Le droit international des droits de l’homme est le fondement du droit de vivre dans la dignité. L’état de droit, tel que l’a défini le Secrétaire général, exige que les règles de procédure, les institutions et les normes essentielles soient compatibles avec les droits de la personne et avec les principes fondamentaux que sont l’égalité devant la loi, la responsabilité au regard de la loi et l’équité dans la protection et la défense des droits (S/2004/616, par. 6).  pdf

La justice, y compris la justice transitionnelle, constitue un élément fondamental de l’instauration d’une paix durable dans les pays en proie à un conflit ou sortant d’un conflit.
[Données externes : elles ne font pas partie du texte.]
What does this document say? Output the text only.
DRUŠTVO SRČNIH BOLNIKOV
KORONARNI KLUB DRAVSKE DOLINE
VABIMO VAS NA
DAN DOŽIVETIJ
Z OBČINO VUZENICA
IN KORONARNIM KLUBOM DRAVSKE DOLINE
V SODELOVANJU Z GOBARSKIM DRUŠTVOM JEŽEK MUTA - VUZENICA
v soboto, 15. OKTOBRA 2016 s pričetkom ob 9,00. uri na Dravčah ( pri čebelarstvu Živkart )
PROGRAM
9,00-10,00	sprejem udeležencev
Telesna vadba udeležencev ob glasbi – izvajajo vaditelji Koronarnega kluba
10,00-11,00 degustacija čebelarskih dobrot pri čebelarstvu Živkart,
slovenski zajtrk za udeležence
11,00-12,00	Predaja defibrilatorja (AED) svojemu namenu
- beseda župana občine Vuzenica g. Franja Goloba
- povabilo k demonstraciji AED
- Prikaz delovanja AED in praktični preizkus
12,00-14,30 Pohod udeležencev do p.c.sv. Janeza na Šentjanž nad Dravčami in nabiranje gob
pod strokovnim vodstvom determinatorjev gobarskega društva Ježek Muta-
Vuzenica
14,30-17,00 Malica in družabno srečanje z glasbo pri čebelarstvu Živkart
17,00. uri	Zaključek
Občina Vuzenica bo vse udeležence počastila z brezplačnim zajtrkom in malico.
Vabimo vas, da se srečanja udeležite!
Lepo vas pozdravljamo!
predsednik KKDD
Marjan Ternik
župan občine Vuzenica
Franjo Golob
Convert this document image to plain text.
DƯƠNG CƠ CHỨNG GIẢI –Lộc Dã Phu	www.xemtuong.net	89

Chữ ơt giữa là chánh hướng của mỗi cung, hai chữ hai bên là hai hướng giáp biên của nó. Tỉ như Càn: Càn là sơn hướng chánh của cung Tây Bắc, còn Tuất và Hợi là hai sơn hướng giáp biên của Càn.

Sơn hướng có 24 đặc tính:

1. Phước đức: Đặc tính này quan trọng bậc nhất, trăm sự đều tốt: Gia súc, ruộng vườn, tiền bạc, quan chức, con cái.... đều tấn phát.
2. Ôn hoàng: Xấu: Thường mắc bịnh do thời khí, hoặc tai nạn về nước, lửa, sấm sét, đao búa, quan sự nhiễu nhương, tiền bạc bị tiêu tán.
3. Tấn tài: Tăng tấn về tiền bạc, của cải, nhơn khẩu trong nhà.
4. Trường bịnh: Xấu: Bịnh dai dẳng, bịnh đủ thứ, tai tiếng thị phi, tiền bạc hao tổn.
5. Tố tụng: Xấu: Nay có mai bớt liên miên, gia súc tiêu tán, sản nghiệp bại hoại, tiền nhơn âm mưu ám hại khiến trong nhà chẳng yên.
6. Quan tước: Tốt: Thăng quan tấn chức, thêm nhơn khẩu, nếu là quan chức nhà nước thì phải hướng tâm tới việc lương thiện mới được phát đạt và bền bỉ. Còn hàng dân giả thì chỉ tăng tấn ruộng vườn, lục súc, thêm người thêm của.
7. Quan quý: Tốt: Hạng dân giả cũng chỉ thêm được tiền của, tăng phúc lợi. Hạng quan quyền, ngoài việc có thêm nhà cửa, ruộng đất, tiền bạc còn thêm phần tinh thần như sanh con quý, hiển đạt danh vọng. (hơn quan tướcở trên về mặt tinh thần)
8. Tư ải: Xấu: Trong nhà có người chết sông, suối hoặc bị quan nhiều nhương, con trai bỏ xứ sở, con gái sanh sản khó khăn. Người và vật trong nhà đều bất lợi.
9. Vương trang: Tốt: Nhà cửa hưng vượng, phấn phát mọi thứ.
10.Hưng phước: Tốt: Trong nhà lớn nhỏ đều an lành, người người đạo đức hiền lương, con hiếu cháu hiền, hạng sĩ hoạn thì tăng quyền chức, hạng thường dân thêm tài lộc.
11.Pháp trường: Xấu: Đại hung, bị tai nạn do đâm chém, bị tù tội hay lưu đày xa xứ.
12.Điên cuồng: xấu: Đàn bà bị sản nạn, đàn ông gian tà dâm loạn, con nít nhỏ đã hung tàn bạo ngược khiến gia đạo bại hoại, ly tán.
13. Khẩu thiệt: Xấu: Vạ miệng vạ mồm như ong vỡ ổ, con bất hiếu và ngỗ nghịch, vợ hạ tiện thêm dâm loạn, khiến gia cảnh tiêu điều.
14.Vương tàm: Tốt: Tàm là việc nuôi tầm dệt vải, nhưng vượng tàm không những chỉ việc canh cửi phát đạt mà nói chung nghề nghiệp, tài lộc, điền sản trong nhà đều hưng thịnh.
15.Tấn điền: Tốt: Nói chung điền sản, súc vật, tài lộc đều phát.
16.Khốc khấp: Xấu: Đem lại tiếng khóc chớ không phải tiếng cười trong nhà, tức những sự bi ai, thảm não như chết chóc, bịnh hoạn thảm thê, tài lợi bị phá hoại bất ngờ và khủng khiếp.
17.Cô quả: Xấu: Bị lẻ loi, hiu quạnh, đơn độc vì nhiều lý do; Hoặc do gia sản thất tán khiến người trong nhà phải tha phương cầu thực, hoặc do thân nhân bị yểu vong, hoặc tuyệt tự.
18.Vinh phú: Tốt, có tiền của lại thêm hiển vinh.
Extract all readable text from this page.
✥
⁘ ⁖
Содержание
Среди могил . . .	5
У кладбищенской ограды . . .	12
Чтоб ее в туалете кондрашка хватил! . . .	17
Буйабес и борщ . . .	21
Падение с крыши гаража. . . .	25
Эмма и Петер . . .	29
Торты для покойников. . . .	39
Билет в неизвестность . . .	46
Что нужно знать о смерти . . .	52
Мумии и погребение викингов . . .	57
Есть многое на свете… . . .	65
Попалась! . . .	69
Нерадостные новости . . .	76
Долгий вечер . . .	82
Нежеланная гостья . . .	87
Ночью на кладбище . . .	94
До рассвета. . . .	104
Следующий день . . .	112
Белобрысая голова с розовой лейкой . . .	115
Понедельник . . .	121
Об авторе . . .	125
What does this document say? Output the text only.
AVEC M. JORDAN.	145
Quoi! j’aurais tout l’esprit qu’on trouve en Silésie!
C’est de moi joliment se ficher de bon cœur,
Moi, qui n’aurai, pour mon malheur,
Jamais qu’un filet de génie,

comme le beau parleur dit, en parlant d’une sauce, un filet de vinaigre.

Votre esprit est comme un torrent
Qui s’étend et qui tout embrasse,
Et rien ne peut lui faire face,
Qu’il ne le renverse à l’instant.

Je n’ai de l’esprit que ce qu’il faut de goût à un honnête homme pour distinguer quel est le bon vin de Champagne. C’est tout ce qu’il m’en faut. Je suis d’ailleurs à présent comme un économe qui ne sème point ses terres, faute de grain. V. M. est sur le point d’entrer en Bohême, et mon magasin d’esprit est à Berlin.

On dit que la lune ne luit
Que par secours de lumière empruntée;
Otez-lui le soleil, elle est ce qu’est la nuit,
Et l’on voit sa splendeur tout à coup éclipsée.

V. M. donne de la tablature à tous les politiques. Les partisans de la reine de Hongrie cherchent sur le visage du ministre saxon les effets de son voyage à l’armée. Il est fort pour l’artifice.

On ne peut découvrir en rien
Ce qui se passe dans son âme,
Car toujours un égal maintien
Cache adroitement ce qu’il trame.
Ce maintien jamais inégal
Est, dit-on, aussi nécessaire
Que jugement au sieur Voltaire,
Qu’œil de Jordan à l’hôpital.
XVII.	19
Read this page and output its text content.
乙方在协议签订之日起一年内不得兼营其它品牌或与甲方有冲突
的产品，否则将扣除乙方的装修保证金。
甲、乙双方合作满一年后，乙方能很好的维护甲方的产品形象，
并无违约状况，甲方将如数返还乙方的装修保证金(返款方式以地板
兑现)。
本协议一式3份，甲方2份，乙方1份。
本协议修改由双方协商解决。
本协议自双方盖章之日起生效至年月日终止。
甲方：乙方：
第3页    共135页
L’Organisation des Nations Unies aide les États, à leur demande, à s’attaquer aux violations graves des droits de l’homme et à assurer une réparation aux victimes.

Il n’existe pas d’état de droit dans les sociétés où les droits de l’homme ne sont pas protégés; à l’inverse, les droits de l’homme ne peuvent pas être protégés dans les sociétés où un véritable état de droit n’existe pas. L’état de droit permet l’exercice concret des droits de l’homme, qui ne sont plus alors un simple principe mais une réalité.